On the one hand, a boon in participants means more money to go around in the fly fishing space. More money spent on gear means more money eventually makes it way to conservation, thanks to excise taxes and the like. But it’s also turned previously-busy rivers into complete zoos, and it feels like not a day goes by that I don’t read a complaint in a Facebook group about how much litter is found in the mountains these days.

All this is to say that, when I see an article like the one that just published in Drift Travel (a travel magazine) I start to wonder if our zeal for promoting fly fishing is becoming our own worst enemy.

Drift Travel lists a handful of the “best places to fish in the United State.” Unsurprisingly, Alaska and Montana both make the list, as do Colorado and Arkansas. The description of New Mexico’s San Juan River focuses almost entirely on its high trout-per-mile count. Montana’s Rock Creek is described as “rich in fish” and Bristol Bay is noted for its “dense population of oversized Arctic grayling and rainbow trout.”

I’m not trying to drag Drift Travel, or the author of the article. But the focus of their story—and so much of fly fishing media these days, in general—is wrong. If all we ever focus on are rivers full to bursting of big, easy fish, I worry that’s what we’ll end up with. I enjoy fishing a big tailwater as much as the next angler, but I worry that we’re losing part of the soul of this sport that’s made fly fishing so unique.

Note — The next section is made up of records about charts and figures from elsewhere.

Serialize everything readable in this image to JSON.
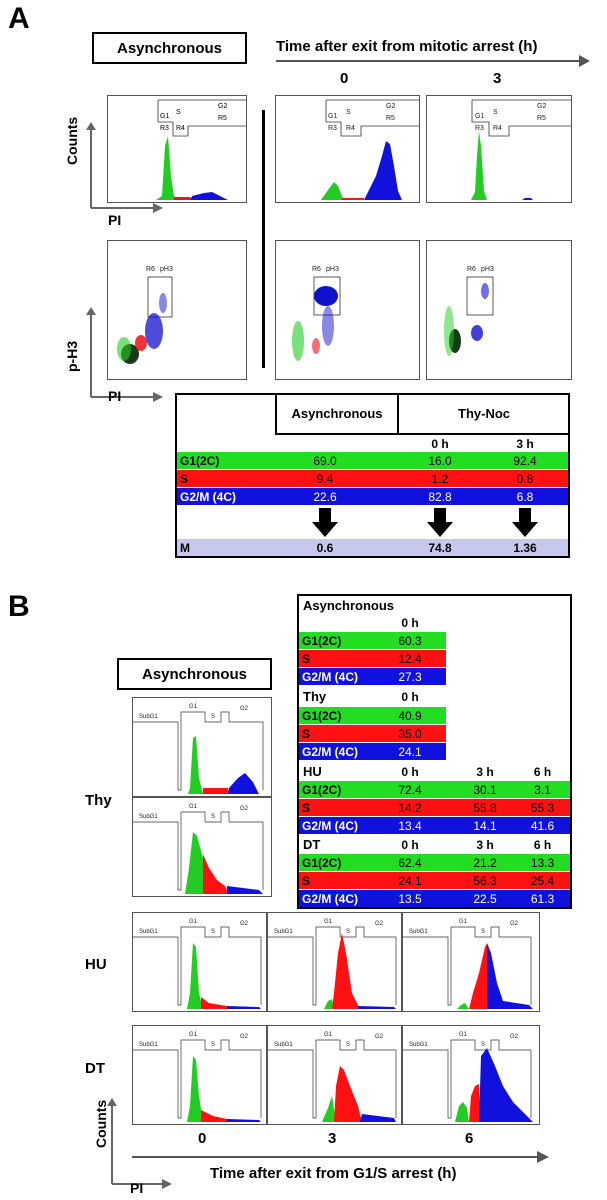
{
  "panel_a": {
    "letter": "A",
    "async_label": "Asynchronous",
    "time_header": "Time after exit from mitotic arrest (h)",
    "time_points": [
      "0",
      "3"
    ],
    "ylabel_counts": "Counts",
    "ylabel_ph3": "p-H3",
    "xlabel_pi": "PI",
    "hist_gates": [
      "G1",
      "R3",
      "S",
      "R4",
      "G2",
      "R5"
    ],
    "dot_gates": [
      "R6",
      "pH3"
    ],
    "table": {
      "header_async": "Asynchronous",
      "header_thynoc": "Thy-Noc",
      "sub_0h": "0 h",
      "sub_3h": "3 h",
      "rows": [
        {
          "label": "G1(2C)",
          "values": [
            "69.0",
            "16.0",
            "92.4"
          ],
          "color": "#22dd22"
        },
        {
          "label": "S",
          "values": [
            "9.4",
            "1.2",
            "0.8"
          ],
          "color": "#ff1111"
        },
        {
          "label": "G2/M (4C)",
          "values": [
            "22.6",
            "82.8",
            "6.8"
          ],
          "color": "#1111dd"
        }
      ],
      "m_row": {
        "label": "M",
        "values": [
          "0.6",
          "74.8",
          "1.36"
        ]
      }
    }
  },
  "panel_b": {
    "letter": "B",
    "async_label": "Asynchronous",
    "row_labels": [
      "Thy",
      "HU",
      "DT"
    ],
    "hist_gates": [
      "SubG1",
      "G1",
      "S",
      "G2"
    ],
    "time_points": [
      "0",
      "3",
      "6"
    ],
    "xlabel": "Time after exit from G1/S arrest (h)",
    "ylabel_counts": "Counts",
    "xlabel_pi": "PI",
    "table": {
      "async_title": "Asynchronous",
      "async_time": "0 h",
      "async_rows": [
        {
          "label": "G1(2C)",
          "values": [
            "60.3"
          ]
        },
        {
          "label": "S",
          "values": [
            "12.4"
          ]
        },
        {
          "label": "G2/M (4C)",
          "values": [
            "27.3"
          ]
        }
      ],
      "thy_title": "Thy",
      "thy_time": "0 h",
      "thy_rows": [
        {
          "label": "G1(2C)",
          "values": [
            "40.9"
          ]
        },
        {
          "label": "S",
          "values": [
            "35.0"
          ]
        },
        {
          "label": "G2/M (4C)",
          "values": [
            "24.1"
          ]
        }
      ],
      "hu_title": "HU",
      "hu_times": [
        "0 h",
        "3 h",
        "6 h"
      ],
      "hu_rows": [
        {
          "label": "G1(2C)",
          "values": [
            "72.4",
            "30.1",
            "3.1"
          ]
        },
        {
          "label": "S",
          "values": [
            "14.2",
            "55.8",
            "55.3"
          ]
        },
        {
          "label": "G2/M (4C)",
          "values": [
            "13.4",
            "14.1",
            "41.6"
          ]
        }
      ],
      "dt_title": "DT",
      "dt_times": [
        "0 h",
        "3 h",
        "6 h"
      ],
      "dt_rows": [
        {
          "label": "G1(2C)",
          "values": [
            "62.4",
            "21.2",
            "13.3"
          ]
        },
        {
          "label": "S",
          "values": [
            "24.1",
            "56.3",
            "25.4"
          ]
        },
        {
          "label": "G2/M (4C)",
          "values": [
            "13.5",
            "22.5",
            "61.3"
          ]
        }
      ]
    }
  }
}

It’s easy to find beauty in many of the places we fly fish, but to find so much meaning and fulfillment in a tiny mountain stream and its miniature denizens is a skill that shouldn’t be lost. If anything, catching more and more small trout makes you truly appreciate when the big ones come your way.

I moved to Wyoming three years ago, and I left behind a productive tailwater in Utah that I considered my home water. I traded 20-inch browns for 10-inch rainbows. A few weeks ago, I made the drive to one of Wyoming’s famous tailwaters, and had one of my best evenings of fishing since moving to the Cowboy State. I caught a handful of big, fat trout that, in all reality, were only slightly bigger than what I used to catch regularly back in Utah.

Three years of catching small trout in my local creek, though, made me appreciate those big fish even more.

Maybe I’m just too jaded, or grumpy, or jealous. But I seriously worry about the state of fly fishing as a whole when we seem to be consumed by a zeal for bigger and better. Fly fishing has made its reputation in many ways on appreciating the smaller, finer things in life, and it’d be a shame to see that disappear as the sport grows in popularity.